#110 - Your Audience Didn't Ignore You; They Just Didn't Hear You Yet

One of the most common things I hear from creative business owners — makers, teachers, designers, shop owners — is some version of this: 'I posted about it, and nobody responded. So I stopped.' And I understand that impulse. When you put something out into the world and hear only silence, it's natural to take it personally. We love what we do. We made it. Of course it stings.

But in this episode of Pattern Shift, I want to gently challenge the story we tell ourselves in that silence. Because here's what's almost certainly true: people didn't ignore you. They just didn't hear you yet.

The research is clear on this. The Mere Exposure Effect — a well-documented principle in marketing and psychology — shows that people tend to recognise, remember, and feel more positively towards things they've encountered multiple times. You don't need to game algorithms or manufacture urgency; you just need to keep showing up.

The classic Rule of Seven suggests people often need to encounter a message around seven times before it even registers — not acts on it, just notices it. More recent research suggests it takes 15–20 encounters before a message starts to feel familiar, and more than 30 before the person sharing it starts to feel bored. That third number is where things get interesting.

I call it the boredom paradox. When you're bored of your own message, someone else is hearing it for the first time. You live inside your business. You've thought about this thing, built it, refined it, promoted it. Of course it feels old to you. But that feeling of 'I've said this too many times' is not a warning to stop — it's a signal that you're finally reaching enough airtime.

The discomfort often goes deeper than boredom, though. Many values-driven creatives — especially sensitive, self-aware ones — feel like repeating themselves is pushy, salesy, or taking up too much space.
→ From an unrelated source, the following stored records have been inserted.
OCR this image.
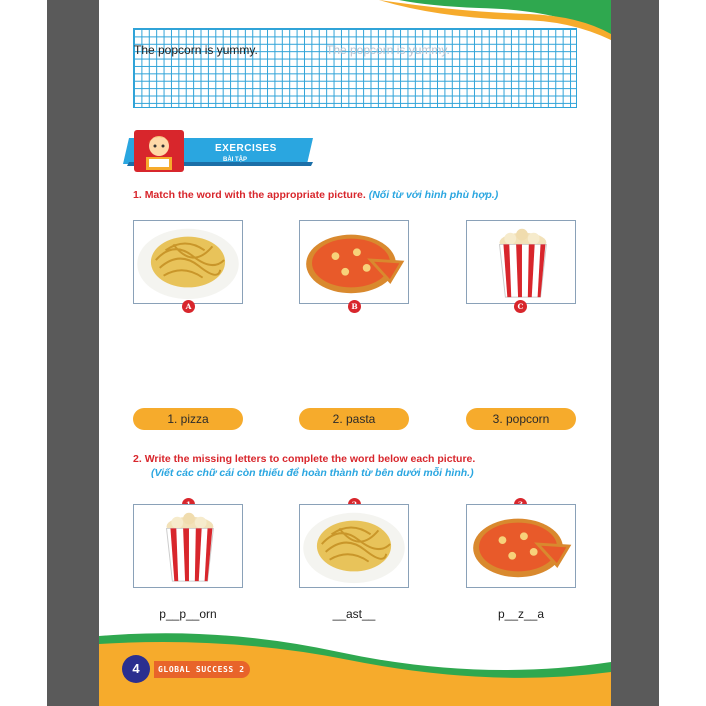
The popcorn is yummy.	The popcorn is yummy.
EXERCISES
BÀI TẬP
1. Match the word with the appropriate picture. (Nối từ với hình phù hợp.)
A	B	C
1. pizza	2. pasta	3. popcorn
2. Write the missing letters to complete the word below each picture.
(Viết các chữ cái còn thiếu để hoàn thành từ bên dưới mỗi hình.)
p__p__orn	__ast__	p__z__a
4	GLOBAL SUCCESS 2
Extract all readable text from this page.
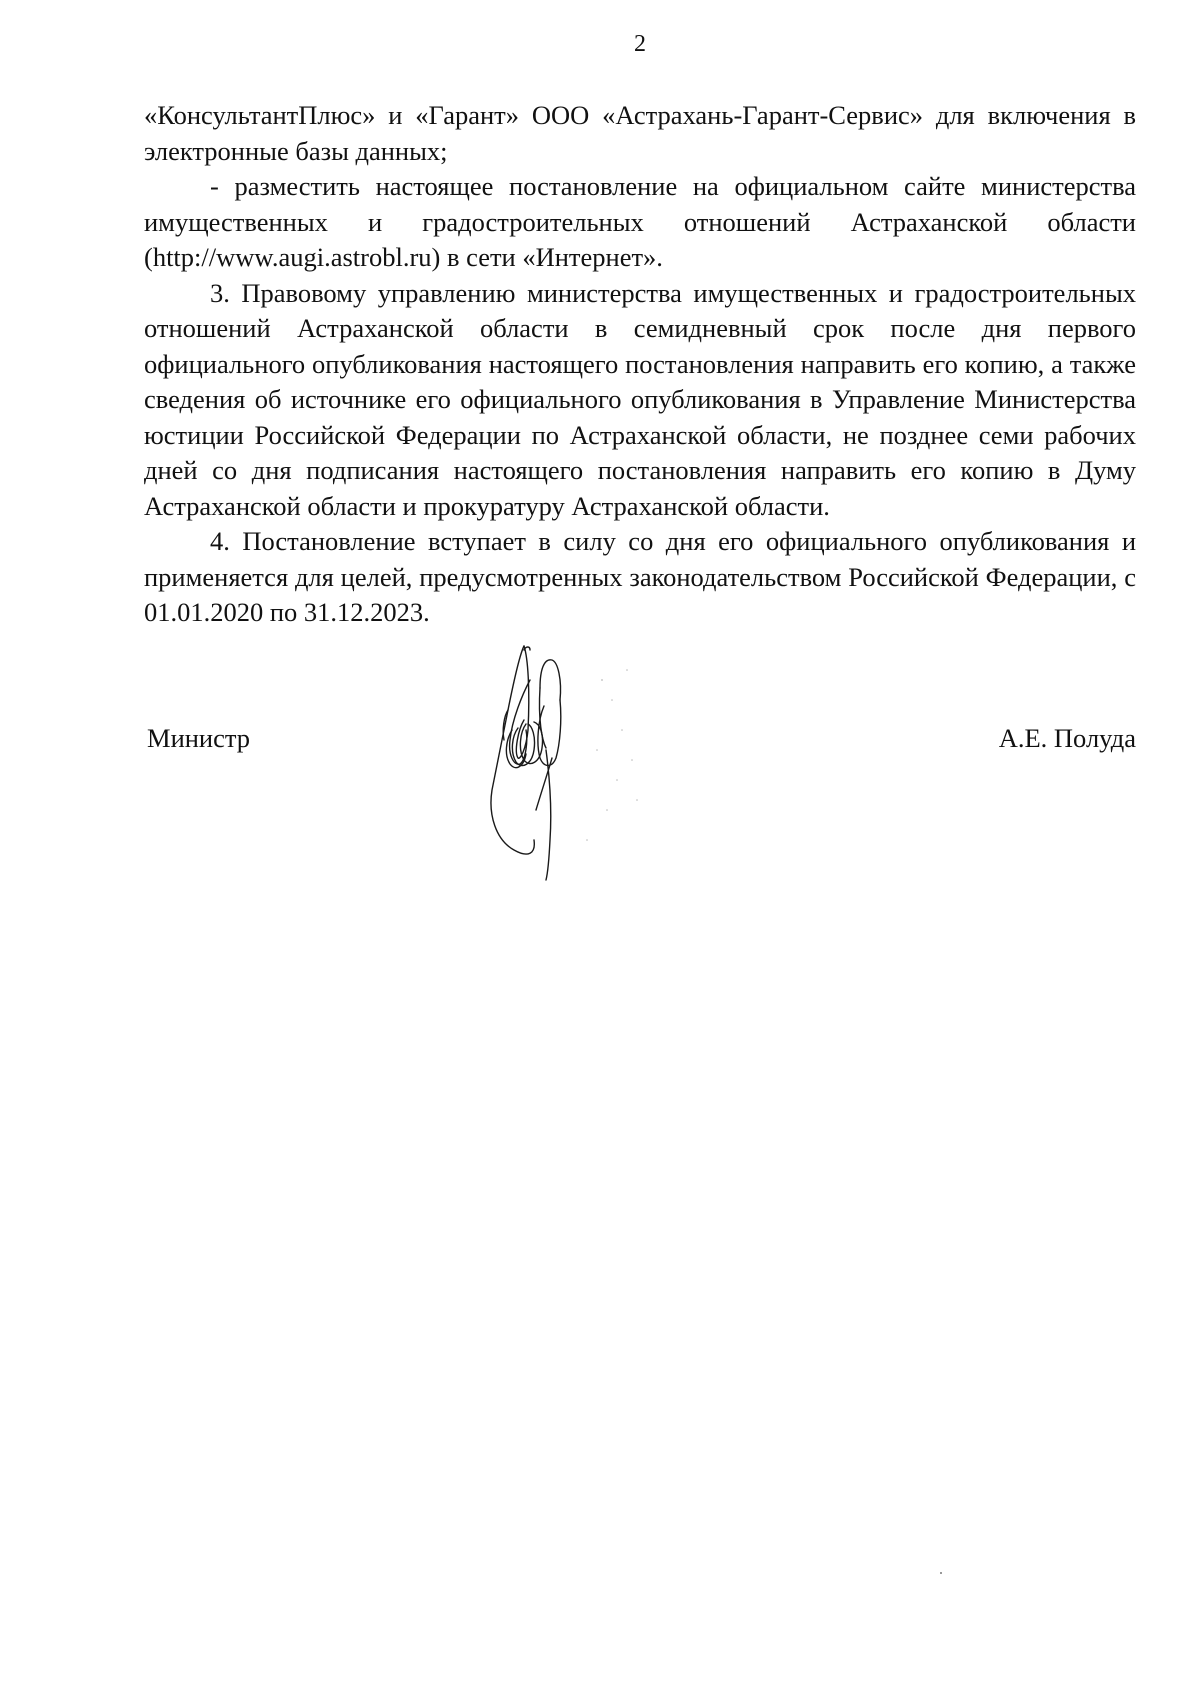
2

«КонсультантПлюс» и «Гарант» ООО «Астрахань-Гарант-Сервис» для включения в электронные базы данных;

- разместить настоящее постановление на официальном сайте министерства имущественных и градостроительных отношений Астраханской области (http://www.augi.astrobl.ru) в сети «Интернет».

3. Правовому управлению министерства имущественных и градостроительных отношений Астраханской области в семидневный срок после дня первого официального опубликования настоящего постановления направить его копию, а также сведения об источнике его официального опубликования в Управление Министерства юстиции Российской Федерации по Астраханской области, не позднее семи рабочих дней со дня подписания настоящего постановления направить его копию в Думу Астраханской области и прокуратуру Астраханской области.

4. Постановление вступает в силу со дня его официального опубликования и применяется для целей, предусмотренных законодательством Российской Федерации, с 01.01.2020 по 31.12.2023.

Министр	А.Е. Полуда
I hear you. And I want to offer this reframe: when you're honest, transparent, and genuinely offering something your audience needs or wants, repetition isn't aggressive. It's care. You're not spamming anyone. You're making sure the people who need your message actually get to hear it.

The practical tool I introduce in this episode is the mini campaign. Strip away the corporate sound of 'campaign' and what you have is simply this: one idea, shared in different forms, across different platforms, over time. A story. A client experience. A reflection. A behind-the-scenes moment. A question. All pointing to the same message, but wrapped differently each time — like gifts at a wedding that all carry the same theme, just presented in different ways throughout the day.

The invitation for this week: find one thing you posted once, gave up on, and ask yourself — did it not work, or did it just not have enough time? Then plan three to five ways to share that same idea again, across the channels you already use. See what happens when you give your message the airtime it deserves.

Silence is not rejection. It's timing. And you're allowed to repeat yourself — in fact, you're supposed to.


5 Key Takeaways

  • Silence after posting is almost never disinterest — it's usually timing, distraction, or the algorithm. Don't personalise it.
  • Research shows people need to encounter a message 7–10 times to register it, and 15–20 times before it feels familiar. Once is rarely enough.
  • The boredom paradox: when you're bored of your own message, someone else is hearing it for the first time. Your boredom is a green light, not a stop sign.
  • A mini campaign — one message wrapped differently across multiple platforms over time — is both effective and creative. You're not spamming; you're repackaging.
  • Repeating an honest, values-led message isn't pushy. It's care. It's making sure the people who need what you offer can actually find it.